Он удивился, что она не пришла. Он не вышел даже, чтобы позавтракать. Он жадно смотрел на улицу, не появится ли почтальон, а тот все не шел. Жан не находил себе места. В кафе он отправился рано. Оно было уже полно, так как начало привлекать публику. Управляющий, французский еврей, обладающий большим изяществом манер и еще большей ловкостью в ведении дела, подошел к нему и поздравил. Однако в этот вечер похвалы не радовали Жана. Он играл хорошо, так как не мог играть иначе, но его вдохновение отсутствовало. Оркестр был хорош, но все же еще недостаточно стоял на высоте, и управляющий раскаялся в своих чересчур поспешно сказанных словах.
В два часа ночи Жан освободился. Когда он вышел из ресторана, мимо него промчался крытый автомобиль, залитый внутри электрическим светом. Жан разглядел мадам де Кланс с такой ясностью, как если бы сам сидел в автомобиле.
Жан почувствовал острую печаль. Он плелся домой пешком по грязным, мрачным улицам. От огорчения он плохо спал и заснул, наконец, по-настоящему уже в тот момент, когда его квартирная хозяйка подошла к дверям, чтобы взять письмо от почтальона.
Письмо, наконец, пришло. Оно находилось в руках хозяйки, заключенное в очень толстый конверт с гербом. Хозяйка повертела его в руках и понюхала: она боялась самого худшего, так как очень любила Аннет. Понюхав еще раз, она подсунула его под дверь, не постучав в нее.

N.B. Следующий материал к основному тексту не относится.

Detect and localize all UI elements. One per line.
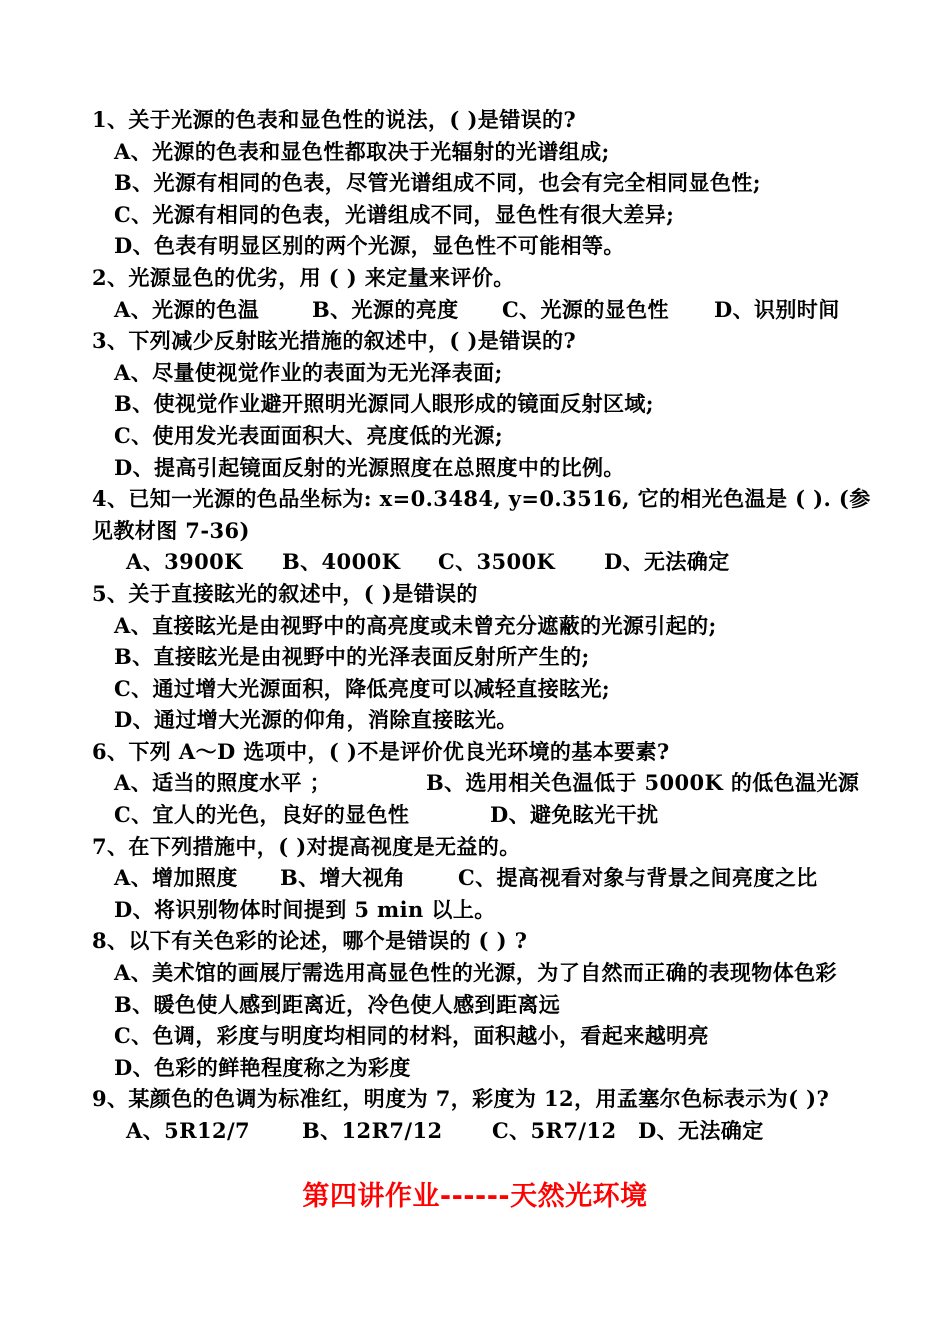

Жан долго еще спал. Он проснулся в одиннадцать часов. Его глаза моментально заметили письмо. Он почти вылетел из кровати, торопясь схватить конверт. Он поспешно вскрыл его.
«Дорогой мсье Виктуар, маэстро Скарлоссу желает вас видеть сегодня. Если вам удобно, придите к нему на дом в половине четвертого. Я буду там также, вероятно, как и господин Эбенштейн, известный антрепренер.
С искренним уважением
Ванда де Кланс.
Адрес г. Скарлоссу – Раухштрассе, 17».
Мысль об Аннет, уныние, нетерпение – все сразу улетучилось. Его увидят и Скарлоссу и антрепренер, оба! Он пел, варя себе кофе на примусе. Кофе был достаточно горяч, но слегка припахивал, как будто парафином. Слава Богу, он вскоре освободится от этих скучных домашних дрязг. Громадная дыра в носке вызвала в нем артистическое содрогание, так как он уже чувствовал себя в той высшей сфере, в которой ему было предназначено жить. В своем стремлении быть достойным положения, он воздержался от испанского лука и, таким образом, не получил от завтрака должного удовольствия.
Он вышел из дому без четверти три и уже в четверть четвертого был на Раухштрассе. Не решаясь явиться слишком рано, он нервно бродил вокруг дома. Где-то поблизости, должно быть на какой-то колокольне, пробили часы. Но Жан никак не мог сообразить, пробили они четверть или половину четвертого.
Наконец, он увидел, что автомобиль остановился у громадных дверей. Из него вышла мадам де Кланс. Она быстро взошла по ступеням. Громадные двери поглотили ее.
Жан влетел в подъезд как раз в тот момент, когда лифт начал подниматься.
Он больше уже не боялся. Впечатление, произведенное его игрой на мадам де Кланс, было ему еще памятно. Он взбежал по лестнице, прыгая через две ступени, и постучал в дверь квартиры № 17.
Людвиг Скарлоссу был внешне мало похож на знаменитого дирижера, каким его обычно представляют. Он был небольшого роста, изнежен и словно застенчив. Он производил впечатление человека нерешительного и очень легко возбуждающегося. На самом деле он обладал железной волей и непоколебимой твердостью суждений. Полуавстриец-полуитальянец, он попал в Вену из Лондона. Жена его, рослая и полная женщина, в свое время была знаменитой дивой. Она обожала мужа. Их обширная квартира на Раухштрассе занимала целый этаж и была очень причудливо обставлена. Комнаты, подобно веренице номеров в отеле, следовали одна за другой. В каждой комнате была масса цветов и паркетный пол. Скарлоссу, выросший в бедном лондонском квартале и не имевший до двадцати пяти лет свободной копейки, был по своей натуре коллекционером. Это было у него в крови. Он с гордостью показывал свои старинные и дорогие вещи посетителям, нередко, правда, путая эпохи, стили и имена мастеров.